Il faut la négociation et la discussion entre patrons et syndicats. C'est ce que vous faites, c'est ce que le Medef a entamé sous le titre de "refondation sociale." Il y a une des réunions sur ce sujet et L. Jospin veut en tenir compte - c'est ce qu'il dit dans sa lettre. Vous êtes sortie d'une réunion organisée par le Medef, autour des voies et moyens de la négociation, et vous n'êtes pas tout à fait d'accord. On a l'impression qu'il y a un axe FO-Medef qui a remplacé l'axe Medef-CFDT ?
- "Là encore, si on regarde les choses comme cela, ça change et ça rééquilibre peut-être. L'enjeu n'est pas encore celui-là. A la CFDT, nous avons un seul positionnement : lorsque le contenu d'un accord, le résultat d'une négociation, nous apparaît intéressant, nous apparaît aller dans le sens du mouvement et dans celui des évolutions que nous souhaitons, nous disons "banco, nous en sommes." Lorsque, au contraire, une négociation qui s'est encore insuffisamment nouée ou la recherche des bons points d'équilibre n'est pas terminée, nous disons : "non, le compte n'y est pas" ; c'est clair. Et quand le compte n'y est pas, nous n'allons pas donner notre caution à un texte qui semble en deçà et qui semble davantage affirmer le statu quo de l'organisation des relations professionnelles et de la négociation que son développement. Donc, nous allons tout simplement intervenir auprès du Medef, en leur rappelant les objectifs qui ont été les nôtres. Ces objectifs, me semble-t-il, étaient au coeur de la démocratie sociale. Il me semble que ça ferait un peu désordre, si à ce moment-là, le Medef ne faisait qu'afficher des positions qui relèvent davantage de l'immobilisme et du statu quo que du mouvement."
Vous pourrez vous appuyer sur le Gouvernement contre le Medef. C'est ce que j'essaye de comprendre...
- "...Non, je ne crois pas. Je réagis à cela parce que si seulement on pouvait enfin sortir du un contre deux... Le but est que chacun trouve sa place et que la négociation ait son autonomie et que chacun prenne ses responsabilités mais dans un conflit de prérogatives ou de légitimité avec le Gouvernement. Et que le Gouvernement comprenne cela, lui aussi."
La démocratie sociale est l'un des thèmes de cette lettre de L. Jospin. Sur le point de la place des salariés dans le processus de décision, on parle de représentation des salariés à l'intérieur des conseils d'administration et déjà le Medef voit rouge et s'inquiète beaucoup d'une telle mesure. Vous êtes d'accord avec une telle mesure ?
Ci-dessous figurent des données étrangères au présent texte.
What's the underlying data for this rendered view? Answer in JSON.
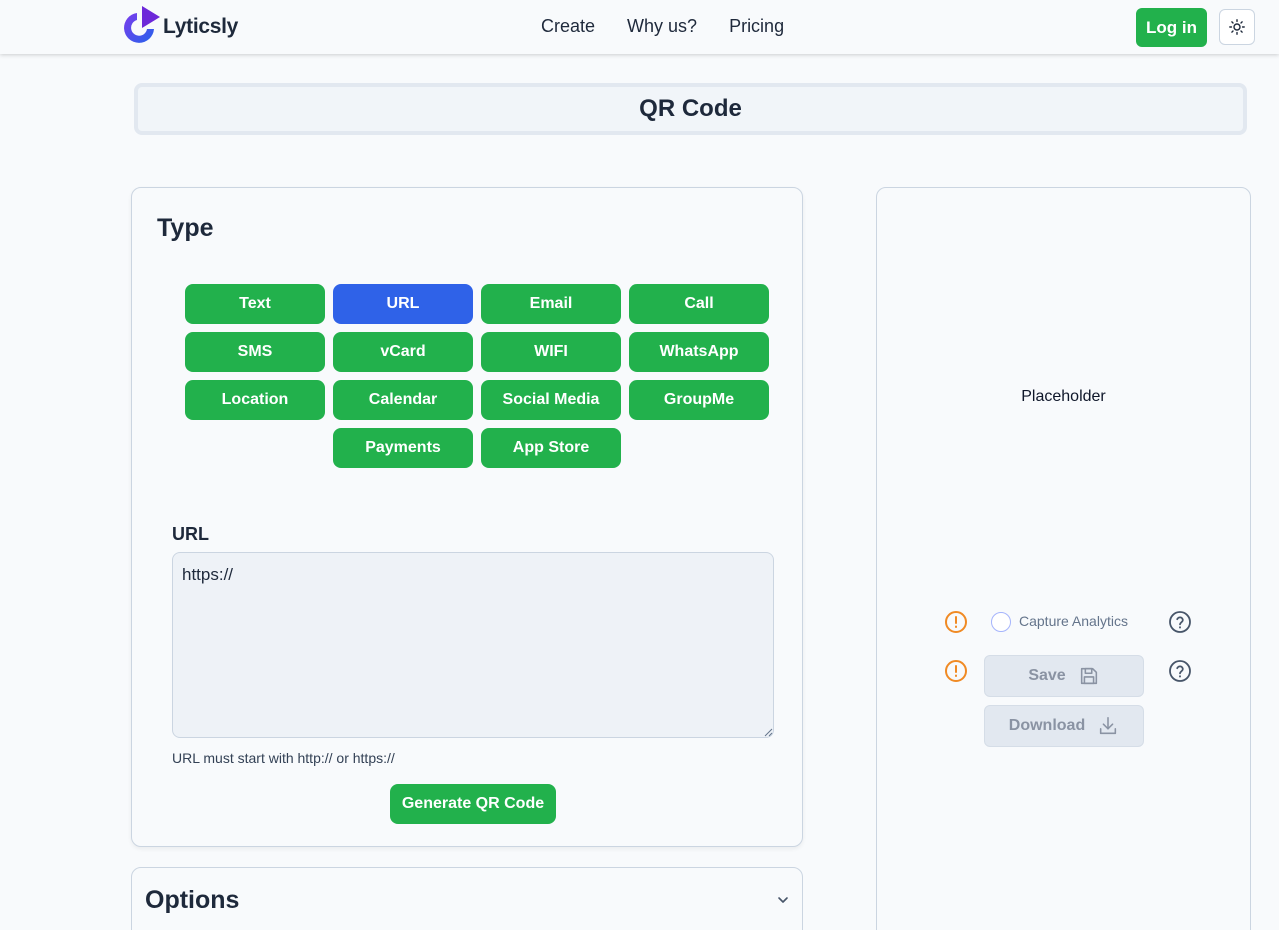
{
  "brand": {
    "name": "Lyticsly",
    "logo_icon": "lyticsly-logo-icon"
  },
  "nav": {
    "links": [
      "Create",
      "Why us?",
      "Pricing"
    ],
    "login_label": "Log in",
    "theme_icon": "sun-icon"
  },
  "page": {
    "title": "QR Code"
  },
  "type_card": {
    "heading": "Type",
    "types": [
      "Text",
      "URL",
      "Email",
      "Call",
      "SMS",
      "vCard",
      "WIFI",
      "WhatsApp",
      "Location",
      "Calendar",
      "Social Media",
      "GroupMe",
      "Payments",
      "App Store"
    ],
    "selected": "URL"
  },
  "url_field": {
    "label": "URL",
    "value": "https://",
    "hint": "URL must start with http:// or https://"
  },
  "generate_label": "Generate QR Code",
  "options": {
    "title": "Options",
    "icon": "chevron-down-icon"
  },
  "preview": {
    "placeholder": "Placeholder",
    "capture_label": "Capture Analytics",
    "save_label": "Save",
    "download_label": "Download"
  },
  "colors": {
    "green": "#22b14c",
    "blue": "#2f62e8",
    "warning": "#f08a24"
  }
}
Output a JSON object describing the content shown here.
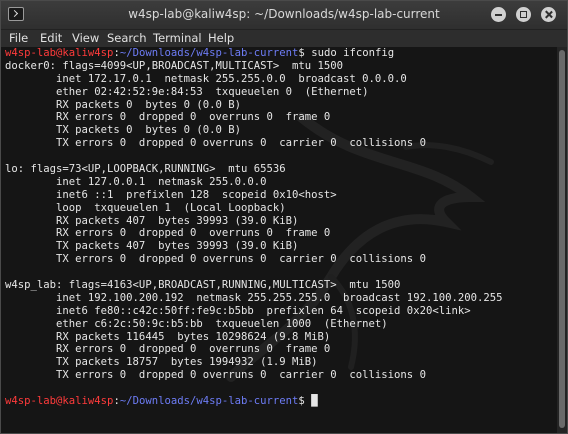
{
  "window": {
    "title": "w4sp-lab@kaliw4sp: ~/Downloads/w4sp-lab-current",
    "icons": {
      "app": "terminal-icon",
      "minimize": "minimize-icon",
      "maximize": "maximize-icon",
      "close": "close-icon"
    }
  },
  "menu": [
    "File",
    "Edit",
    "View",
    "Search",
    "Terminal",
    "Help"
  ],
  "prompt": {
    "user_host": "w4sp-lab@kaliw4sp",
    "separator": ":",
    "path": "~/Downloads/w4sp-lab-current",
    "symbol": "$"
  },
  "command": " sudo ifconfig",
  "output": [
    "docker0: flags=4099<UP,BROADCAST,MULTICAST>  mtu 1500",
    "        inet 172.17.0.1  netmask 255.255.0.0  broadcast 0.0.0.0",
    "        ether 02:42:52:9e:84:53  txqueuelen 0  (Ethernet)",
    "        RX packets 0  bytes 0 (0.0 B)",
    "        RX errors 0  dropped 0  overruns 0  frame 0",
    "        TX packets 0  bytes 0 (0.0 B)",
    "        TX errors 0  dropped 0 overruns 0  carrier 0  collisions 0",
    "",
    "lo: flags=73<UP,LOOPBACK,RUNNING>  mtu 65536",
    "        inet 127.0.0.1  netmask 255.0.0.0",
    "        inet6 ::1  prefixlen 128  scopeid 0x10<host>",
    "        loop  txqueuelen 1  (Local Loopback)",
    "        RX packets 407  bytes 39993 (39.0 KiB)",
    "        RX errors 0  dropped 0  overruns 0  frame 0",
    "        TX packets 407  bytes 39993 (39.0 KiB)",
    "        TX errors 0  dropped 0 overruns 0  carrier 0  collisions 0",
    "",
    "w4sp_lab: flags=4163<UP,BROADCAST,RUNNING,MULTICAST>  mtu 1500",
    "        inet 192.100.200.192  netmask 255.255.255.0  broadcast 192.100.200.255",
    "        inet6 fe80::c42c:50ff:fe9c:b5bb  prefixlen 64  scopeid 0x20<link>",
    "        ether c6:2c:50:9c:b5:bb  txqueuelen 1000  (Ethernet)",
    "        RX packets 116445  bytes 10298624 (9.8 MiB)",
    "        RX errors 0  dropped 0  overruns 0  frame 0",
    "        TX packets 18757  bytes 1994932 (1.9 MiB)",
    "        TX errors 0  dropped 0 overruns 0  carrier 0  collisions 0",
    ""
  ],
  "final_prompt_cursor": "█",
  "colors": {
    "terminal_bg": "#151515",
    "text": "#e6e6e6",
    "prompt_user": "#ff3b3b",
    "prompt_path": "#6d7cf5"
  }
}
- "Cette question peut être discutée. Nous avons l'expérience de la participation dans les conseils d'administration des anciennes entreprises nationalisées. On en tire un bilan qui n'est pas inintéressant mais enfin, je crois qu'il ne faut pas ramener à cette seule position toutes les questions qui concernent la démocratie sociale. Ce serait vraiment voir les choses par le petit bout de la lorgnette. Nous discuterons de ces affaires-là, nous affinons notre position mais nous voulons discuter bien sûr de choses beaucoup plus larges que la seule question de la présence dans les conseils d'administration. Il s'agit, comme nous le faisons avec le Medef dans la négociation en ce moment, de savoir si oui ou non dans ce pays tous les salariés - je pense aux salariés des petites et moyennes entreprises - ont enfin droit à une représentation collective, au dialogue social, d'accéder aux mêmes droits que ceux des grandes entreprises, même si ce n'est pas selon les mêmes modalités. Voilà des sujets très importants."
La Sécurité sociale est l'autre sujet important de cette lettre. Il dit que chacun doit y retrouver la place qui est la sienne et il veut engager le débat sans délai sur cette question. Est-ce que cela suffira à ramener le patronat à participer aux caisses de la Sécurité sociale que la CFDT dirige ?
- "Il faudra poser la question au patronat et surtout il faut attendre de connaître précisément les propositions concrètes que le Gouvernement fera pour que véritablement les conditions d'une vraie délégation de responsabilités dans la gestion de la Sécurité sociale permettent aux partenaires sociaux dans les conseils d'administration de pouvoir pleinement jouer leur rôle."
Vous dites à L. Jospin que c'est bien qu'on en parle mais donnez-nous les moyens ...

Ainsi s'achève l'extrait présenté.